Geoff Westlake, Co-Founder and Coordinator of Cheers.

“No body is sure when the Waiters Union began”, says the book, “but it seems to have emerged sometime after 1985”. And thus begins a wild stream of unvarnished life that runs through this collection of stories and testimonies concerning one particular faith-based, Jesus-centred, incarnational community work among the poor and marginalised of Brisbane’s West End.

If you are looking for a manual of step by step how-to’s, rules or instructions on what does or does not constitute a missional community – you’re going to be disappointed. “The 12 Signs of the New Monasticism”, this book is not. On the contrary, instead of defining themselves by creeds, pledges, vows or any membership system that marks some people as insiders, and others as outsiders, the Waiters Union deliberately sets out to be a fluid and inclusive network, that is non hierarchal with no formal leadership.

As John Dacy says on the cover, it’s all “raw, authentic, generous...unprocessed, untreated, pure, organic”. The Waiters Union is made up of whoever considers themselves to be a Waiter, and the Waiters Union itself is defined by what it does. A tree, as Jesus said, is known by its fruit. And this book, by gathering testimonies from those whose lives have been touched and transformed by their involvement, demonstrates that this approach of ‘providing a well rather than building a fence’ can indeed work powerful magic.

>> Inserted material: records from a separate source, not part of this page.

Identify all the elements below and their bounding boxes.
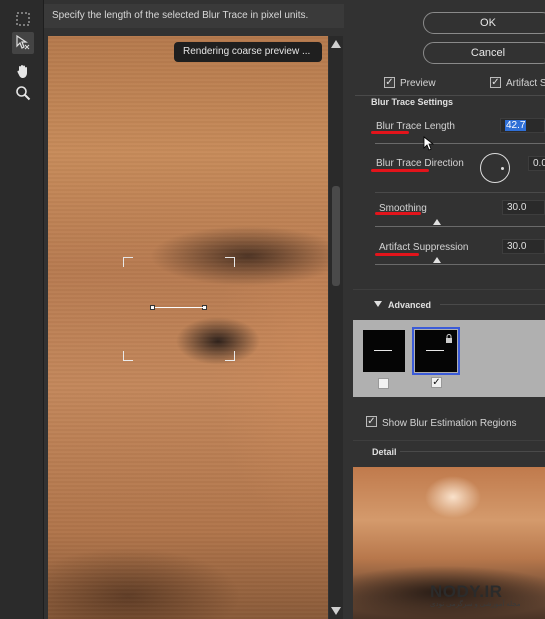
artifact-suppression-field[interactable]: 30.0 — [502, 239, 545, 254]
advanced-title: Advanced — [388, 300, 432, 310]
region-corner[interactable] — [123, 257, 133, 267]
annotation-underline — [375, 253, 419, 256]
divider — [353, 440, 545, 441]
divider — [353, 289, 545, 290]
blur-trace-direction-label: Blur Trace Direction — [376, 158, 464, 169]
trace-line — [155, 307, 203, 308]
blur-trace-length-field[interactable]: 42.7 — [500, 118, 545, 133]
artifact-suppression-slider-knob[interactable] — [433, 257, 441, 263]
rendering-status: Rendering coarse preview ... — [174, 42, 322, 62]
settings-panel: OK Cancel ✓ Preview ✓ Artifact S Blur Tr… — [345, 0, 545, 619]
preview-label: Preview — [400, 78, 436, 89]
annotation-underline — [371, 169, 429, 172]
annotation-underline — [371, 131, 409, 134]
blur-trace-tool-icon[interactable] — [12, 32, 34, 54]
ok-button[interactable]: OK — [423, 12, 545, 34]
watermark-subtext: مجله آموزشی و سرگرمی نودی — [430, 601, 521, 608]
kernel-checkbox-1[interactable] — [378, 378, 389, 389]
trace-endpoint-handle[interactable] — [150, 305, 155, 310]
canvas-scrollbar[interactable] — [329, 36, 343, 619]
artifact-label: Artifact S — [506, 78, 545, 89]
kernel-trace — [426, 350, 444, 351]
divider — [440, 304, 545, 305]
kernel-checkbox-2[interactable]: ✓ — [431, 377, 442, 388]
tool-hint: Specify the length of the selected Blur … — [44, 4, 344, 28]
tools-panel — [0, 0, 44, 619]
scroll-up-icon[interactable] — [331, 40, 341, 48]
smoothing-slider-knob[interactable] — [433, 219, 441, 225]
trace-endpoint-handle[interactable] — [202, 305, 207, 310]
scroll-down-icon[interactable] — [331, 607, 341, 615]
region-corner[interactable] — [123, 351, 133, 361]
divider — [400, 451, 545, 452]
divider — [375, 192, 545, 193]
direction-dial[interactable] — [480, 153, 510, 183]
artifact-checkbox[interactable]: ✓ — [490, 77, 501, 88]
detail-title: Detail — [372, 447, 397, 457]
region-corner[interactable] — [225, 257, 235, 267]
blur-trace-region[interactable] — [123, 257, 235, 361]
artifact-suppression-label: Artifact Suppression — [379, 242, 469, 253]
dial-indicator — [501, 167, 504, 170]
divider — [355, 95, 545, 96]
smoothing-slider[interactable] — [375, 226, 545, 227]
region-corner[interactable] — [225, 351, 235, 361]
annotation-underline — [375, 212, 421, 215]
kernel-trace — [374, 350, 392, 351]
cancel-button[interactable]: Cancel — [423, 42, 545, 64]
smoothing-field[interactable]: 30.0 — [502, 200, 545, 215]
collapse-triangle-icon[interactable] — [374, 301, 382, 307]
preview-checkbox[interactable]: ✓ — [384, 77, 395, 88]
show-regions-label: Show Blur Estimation Regions — [382, 418, 517, 429]
blur-trace-length-slider[interactable] — [375, 143, 545, 144]
marquee-icon[interactable] — [12, 8, 34, 30]
watermark-text: NODY.IR — [430, 582, 503, 601]
blur-trace-kernel[interactable] — [363, 330, 405, 372]
zoom-icon[interactable] — [12, 82, 34, 104]
blur-trace-settings-title: Blur Trace Settings — [371, 97, 454, 107]
mouse-cursor-icon — [423, 136, 435, 151]
scroll-thumb[interactable] — [332, 186, 340, 286]
artifact-suppression-slider[interactable] — [375, 264, 545, 265]
image-preview-canvas[interactable] — [48, 36, 328, 619]
hand-icon[interactable] — [12, 60, 34, 82]
lock-icon — [446, 334, 452, 343]
show-regions-checkbox[interactable]: ✓ — [366, 416, 377, 427]
blur-trace-direction-field[interactable]: 0.0 — [528, 156, 545, 171]
blur-trace-kernel-selected[interactable] — [412, 327, 460, 375]
watermark-logo: NODY.IR مجله آموزشی و سرگرمی نودی — [430, 582, 521, 608]
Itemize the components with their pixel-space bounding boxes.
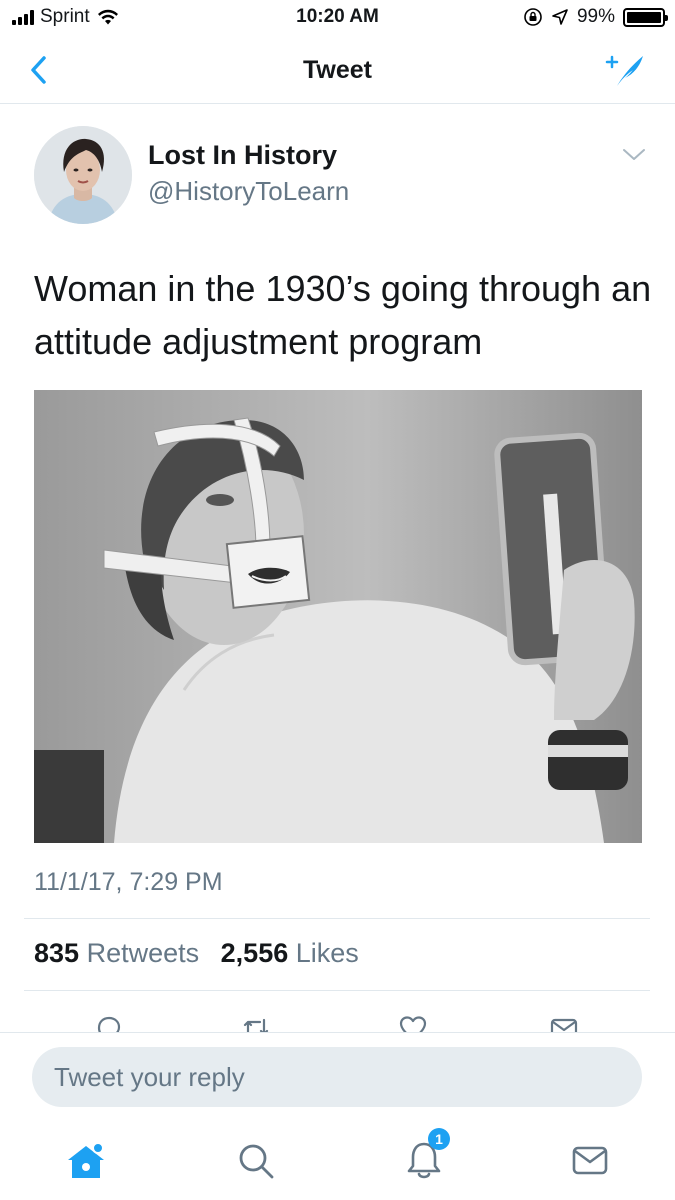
retweet-icon: [243, 1018, 269, 1032]
tab-search[interactable]: [232, 1136, 280, 1184]
photo-illustration: [34, 390, 642, 843]
likes-stat[interactable]: 2,556 Likes: [221, 938, 359, 968]
reply-bar: [0, 1032, 675, 1122]
tweet-actions: [0, 1008, 675, 1032]
tweet-stats: 835 Retweets 2,556 Likes: [34, 938, 373, 969]
compose-tweet-icon: [605, 55, 643, 86]
retweet-button[interactable]: [240, 1012, 272, 1032]
divider: [24, 990, 650, 991]
search-icon: [239, 1144, 274, 1179]
page-title: Tweet: [303, 56, 372, 84]
battery-icon: [623, 7, 668, 27]
tweet-timestamp: 11/1/17, 7:29 PM: [34, 868, 223, 896]
reply-icon: [97, 1016, 121, 1032]
divider: [24, 918, 650, 919]
tweet-text: Woman in the 1930’s going through an att…: [34, 268, 652, 362]
like-button[interactable]: [397, 1012, 429, 1032]
tab-bar: 1: [0, 1122, 675, 1200]
author-name[interactable]: Lost In History: [148, 140, 337, 171]
status-right: 99%: [523, 6, 668, 28]
author-handle[interactable]: @HistoryToLearn: [148, 176, 349, 207]
reply-input[interactable]: [32, 1047, 642, 1107]
retweets-label: Retweets: [86, 938, 200, 968]
reply-button[interactable]: [93, 1012, 125, 1032]
like-icon: [399, 1016, 427, 1032]
tab-home[interactable]: [62, 1136, 110, 1184]
avatar-image: [34, 126, 132, 224]
avatar[interactable]: [34, 126, 132, 224]
notifications-badge: 1: [428, 1128, 450, 1150]
tweet-photo[interactable]: [34, 390, 642, 843]
battery-percent: 99%: [576, 6, 615, 27]
direct-message-button[interactable]: [548, 1012, 580, 1032]
status-bar: Sprint 10:20 AM 99%: [0, 0, 675, 36]
home-icon: [68, 1142, 104, 1178]
tab-messages[interactable]: [566, 1136, 614, 1184]
tab-notifications[interactable]: 1: [400, 1128, 450, 1184]
retweets-stat[interactable]: 835 Retweets: [34, 938, 199, 968]
location-icon: [552, 9, 568, 25]
likes-label: Likes: [295, 938, 359, 968]
tweet-options-button[interactable]: [621, 146, 647, 164]
chevron-down-icon: [623, 149, 645, 160]
likes-count: 2,556: [220, 938, 289, 968]
direct-message-icon: [550, 1018, 578, 1032]
messages-icon: [572, 1146, 608, 1175]
compose-tweet-button[interactable]: [603, 50, 647, 90]
retweets-count: 835: [34, 938, 80, 968]
nav-bar: Tweet: [0, 36, 675, 104]
rotation-lock-icon: [524, 8, 542, 26]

Yet for all its apparent lack of institutional structure, the Waiters Union has clear and regular rhythms of prayer, worship, study, fellowship, dialogue and service that give it shape and help hold it all together. They also offer an impressive array internship and training options for those who would like to join them and understand more about both how the Waiters Union ticks, and about the dynamics of the various communities it ministers in and to. Indeed, there are seven training options, ranging from one hour, to one day, to two weeks, ranging all the way up to a full year.

There is no question either of the impact the Waiters have had in their community, as they have reached out with love to refugees, migrants, Indigenous Australians, the disabled and marginalised, the elderly, the imprisoned – and the folks who live next door.

One of the most impressive features of this collection was it’s willingness to be self-critical, and to allow voices of dissent to be heard and recorded. In Learnings, the authors acknowledge failure, and that there have been those who have left the community hurt and disillusioned. Some of the contributors even question the Waiters Union’s (lack of) structure and its apparent lack of leadership – wondering aloud if it’s more a case of it being ‘undeclared’ rather than non-existent. I loved this raw honesty and questioning, the sort of thing that would have been edited out of most self-promotional books of this genre. One of the definitions of a ‘prophetic community’ (including Old Testament Judaism) is its ability to be reflective and self-critical – even savagely so.

In more ways than one then, I would have no hesitation in referring to the Waiters Union as a prophetic, missional community, and a model from which we can learn a lot.